Siaran telivisi mungkin tidak memengaruhi popularitas mereka di dalam negeri. Namun, ekspose ke luar negeri akan berdampak pada pamor klub, penjualan kostum, hingga pencarian sponsor. Ini mengapa selalu ada saja kejadian menarik tentang uang hak siar.

Tekanan klub-klub tersebut juga berpengaruh ke UEFA. Lihat saja bagaimana sistem Liga Champions dan Europa mulai musim depan diubah.
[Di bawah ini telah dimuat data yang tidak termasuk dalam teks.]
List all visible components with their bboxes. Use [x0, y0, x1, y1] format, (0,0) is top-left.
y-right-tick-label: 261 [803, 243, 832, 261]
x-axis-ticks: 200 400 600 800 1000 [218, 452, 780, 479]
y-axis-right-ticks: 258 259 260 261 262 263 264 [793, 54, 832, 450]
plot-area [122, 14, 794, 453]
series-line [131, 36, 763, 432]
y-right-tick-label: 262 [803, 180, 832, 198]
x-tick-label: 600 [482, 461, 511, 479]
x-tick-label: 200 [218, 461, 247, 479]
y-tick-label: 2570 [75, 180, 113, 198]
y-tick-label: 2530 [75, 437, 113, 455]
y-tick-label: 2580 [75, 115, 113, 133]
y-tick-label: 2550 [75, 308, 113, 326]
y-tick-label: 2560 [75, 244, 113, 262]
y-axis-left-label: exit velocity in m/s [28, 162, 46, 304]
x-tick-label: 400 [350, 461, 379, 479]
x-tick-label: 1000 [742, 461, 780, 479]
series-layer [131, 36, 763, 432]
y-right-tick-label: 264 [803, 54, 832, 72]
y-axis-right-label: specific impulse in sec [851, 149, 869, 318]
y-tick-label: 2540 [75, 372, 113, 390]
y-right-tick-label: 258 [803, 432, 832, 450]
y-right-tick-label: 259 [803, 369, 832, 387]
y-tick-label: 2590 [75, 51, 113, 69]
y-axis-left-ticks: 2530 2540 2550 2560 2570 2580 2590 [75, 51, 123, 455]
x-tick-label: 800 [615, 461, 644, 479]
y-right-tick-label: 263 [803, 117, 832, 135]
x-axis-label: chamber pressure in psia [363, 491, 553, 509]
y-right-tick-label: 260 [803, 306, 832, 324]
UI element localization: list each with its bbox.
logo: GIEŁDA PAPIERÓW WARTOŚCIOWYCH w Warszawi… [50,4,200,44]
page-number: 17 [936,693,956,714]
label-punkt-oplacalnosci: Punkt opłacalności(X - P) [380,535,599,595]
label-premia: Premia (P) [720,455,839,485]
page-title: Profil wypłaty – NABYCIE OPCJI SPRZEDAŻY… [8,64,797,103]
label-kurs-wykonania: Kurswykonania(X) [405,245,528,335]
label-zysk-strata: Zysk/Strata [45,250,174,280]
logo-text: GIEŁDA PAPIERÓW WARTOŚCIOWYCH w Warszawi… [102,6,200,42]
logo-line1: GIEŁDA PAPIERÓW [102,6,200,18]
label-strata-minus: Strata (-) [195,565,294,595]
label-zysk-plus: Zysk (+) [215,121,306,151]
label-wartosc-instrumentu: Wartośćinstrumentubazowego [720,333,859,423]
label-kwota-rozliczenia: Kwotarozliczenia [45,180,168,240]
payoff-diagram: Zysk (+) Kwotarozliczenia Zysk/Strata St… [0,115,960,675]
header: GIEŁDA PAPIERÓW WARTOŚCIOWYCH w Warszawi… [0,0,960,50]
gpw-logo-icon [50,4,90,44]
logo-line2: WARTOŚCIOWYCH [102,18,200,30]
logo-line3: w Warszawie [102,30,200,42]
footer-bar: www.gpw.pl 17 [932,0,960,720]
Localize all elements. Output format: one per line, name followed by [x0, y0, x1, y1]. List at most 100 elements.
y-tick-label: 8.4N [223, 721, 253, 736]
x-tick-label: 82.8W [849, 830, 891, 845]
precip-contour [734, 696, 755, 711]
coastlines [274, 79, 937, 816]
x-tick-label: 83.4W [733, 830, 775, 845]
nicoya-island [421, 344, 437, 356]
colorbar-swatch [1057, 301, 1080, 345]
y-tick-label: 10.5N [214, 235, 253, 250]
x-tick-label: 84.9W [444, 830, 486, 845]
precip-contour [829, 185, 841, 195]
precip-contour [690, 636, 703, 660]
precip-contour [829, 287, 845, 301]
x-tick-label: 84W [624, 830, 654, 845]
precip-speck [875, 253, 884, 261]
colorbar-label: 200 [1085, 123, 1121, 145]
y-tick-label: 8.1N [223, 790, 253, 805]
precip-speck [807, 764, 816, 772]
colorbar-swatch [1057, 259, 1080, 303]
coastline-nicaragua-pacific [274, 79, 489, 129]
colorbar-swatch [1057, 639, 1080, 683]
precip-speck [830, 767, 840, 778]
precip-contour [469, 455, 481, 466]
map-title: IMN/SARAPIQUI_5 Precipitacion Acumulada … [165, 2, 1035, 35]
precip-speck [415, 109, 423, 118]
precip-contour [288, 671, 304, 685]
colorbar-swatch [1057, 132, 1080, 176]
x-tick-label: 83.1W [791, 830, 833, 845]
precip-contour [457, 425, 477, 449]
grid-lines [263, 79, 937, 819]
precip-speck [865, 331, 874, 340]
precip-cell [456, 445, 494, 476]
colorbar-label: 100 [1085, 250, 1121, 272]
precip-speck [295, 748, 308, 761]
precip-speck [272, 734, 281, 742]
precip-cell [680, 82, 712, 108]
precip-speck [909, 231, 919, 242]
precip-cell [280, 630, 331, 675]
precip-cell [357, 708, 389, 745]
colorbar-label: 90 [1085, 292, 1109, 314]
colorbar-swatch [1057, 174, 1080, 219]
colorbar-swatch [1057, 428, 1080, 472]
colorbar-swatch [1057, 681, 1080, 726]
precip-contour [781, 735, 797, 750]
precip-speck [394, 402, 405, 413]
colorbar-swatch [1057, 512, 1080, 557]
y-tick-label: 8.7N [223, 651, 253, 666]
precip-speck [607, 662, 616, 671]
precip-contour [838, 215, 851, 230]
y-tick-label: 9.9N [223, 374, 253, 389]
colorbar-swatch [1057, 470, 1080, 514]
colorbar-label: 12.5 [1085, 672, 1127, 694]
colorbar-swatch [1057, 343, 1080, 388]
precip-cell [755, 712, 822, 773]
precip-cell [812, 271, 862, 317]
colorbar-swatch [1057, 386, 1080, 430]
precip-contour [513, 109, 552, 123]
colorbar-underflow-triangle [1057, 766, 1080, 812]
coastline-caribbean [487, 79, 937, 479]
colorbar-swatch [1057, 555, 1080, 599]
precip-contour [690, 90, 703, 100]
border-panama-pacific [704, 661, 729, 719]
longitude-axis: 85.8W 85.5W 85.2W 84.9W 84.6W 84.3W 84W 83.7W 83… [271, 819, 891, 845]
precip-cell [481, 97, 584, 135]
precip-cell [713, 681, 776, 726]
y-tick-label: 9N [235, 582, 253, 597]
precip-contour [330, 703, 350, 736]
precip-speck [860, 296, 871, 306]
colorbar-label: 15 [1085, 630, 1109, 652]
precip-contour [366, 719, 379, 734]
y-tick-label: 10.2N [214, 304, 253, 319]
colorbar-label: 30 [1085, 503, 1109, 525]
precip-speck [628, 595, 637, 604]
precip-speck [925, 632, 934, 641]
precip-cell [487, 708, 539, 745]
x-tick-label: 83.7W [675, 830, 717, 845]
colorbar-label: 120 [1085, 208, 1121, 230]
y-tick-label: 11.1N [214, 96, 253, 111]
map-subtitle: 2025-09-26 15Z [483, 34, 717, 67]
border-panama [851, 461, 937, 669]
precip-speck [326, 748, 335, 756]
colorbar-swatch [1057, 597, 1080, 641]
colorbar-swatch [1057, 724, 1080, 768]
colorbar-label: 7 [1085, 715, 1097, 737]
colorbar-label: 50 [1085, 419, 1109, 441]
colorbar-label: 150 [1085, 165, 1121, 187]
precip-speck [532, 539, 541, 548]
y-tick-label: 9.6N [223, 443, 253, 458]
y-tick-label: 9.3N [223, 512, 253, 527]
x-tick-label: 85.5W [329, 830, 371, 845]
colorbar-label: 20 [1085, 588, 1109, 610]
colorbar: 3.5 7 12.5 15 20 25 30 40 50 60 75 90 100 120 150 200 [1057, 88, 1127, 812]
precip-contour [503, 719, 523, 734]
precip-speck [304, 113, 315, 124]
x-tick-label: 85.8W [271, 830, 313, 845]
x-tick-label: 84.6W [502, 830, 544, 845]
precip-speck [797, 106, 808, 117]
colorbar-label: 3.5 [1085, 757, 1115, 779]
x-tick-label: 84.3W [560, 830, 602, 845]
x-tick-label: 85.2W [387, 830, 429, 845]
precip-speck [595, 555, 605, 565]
Salah satu perubahan yang dilakukan adalah jam pertandingan.

Mulai musim ini, kita dapat menyaksikan pertandingan dari liga paling prestius di Eropa itu dari pukul 10 atau 11 malam, padahal biasanya mulai dini hari, 2:45. Perubahan alokasi dana juga terjadi, meski masih dibagi untuk semua peserta termasuk mereka yang main di kualifikasi, ada pertimbangan koefisien. Bukan sekedar sejauh mana bisa melangkah.

Foto: Diario AS

International Champions Cup

Para pendiri Liga Super Eropa ini juga termasuk langganan di kompetisi pra-musim, International Champions Cup (ICC). Alasan yang mereka gunakan memang benar. Kompetisi pra-musim yang mempertemukan klub-klub hebat di Eropa membuat tim semakin siap untuk liga.

Tapi pada akhirnya kompetisi itu hanya digunakan masing-masing manajer untuk mencoba pemain muda mereka. Mengolah taktik ataupun peran baru yang ingin diterapkan kala liga berlangsung. Pada akhirnya, ini masalah uang.

Lihat di mana ICC diselenggarakan, Amerika Serikat, Tiongkok, Australia, bukan negara sepakbola. Tapi mereka menggilai popularitas klub-klub seperti Real Madrid dan Juventus. Sekalipun American, Australian Football, bisbol, basket, dan rugby lebih dekat dengan para warga, mereka tetap tahu siapa Cristiano Ronaldo.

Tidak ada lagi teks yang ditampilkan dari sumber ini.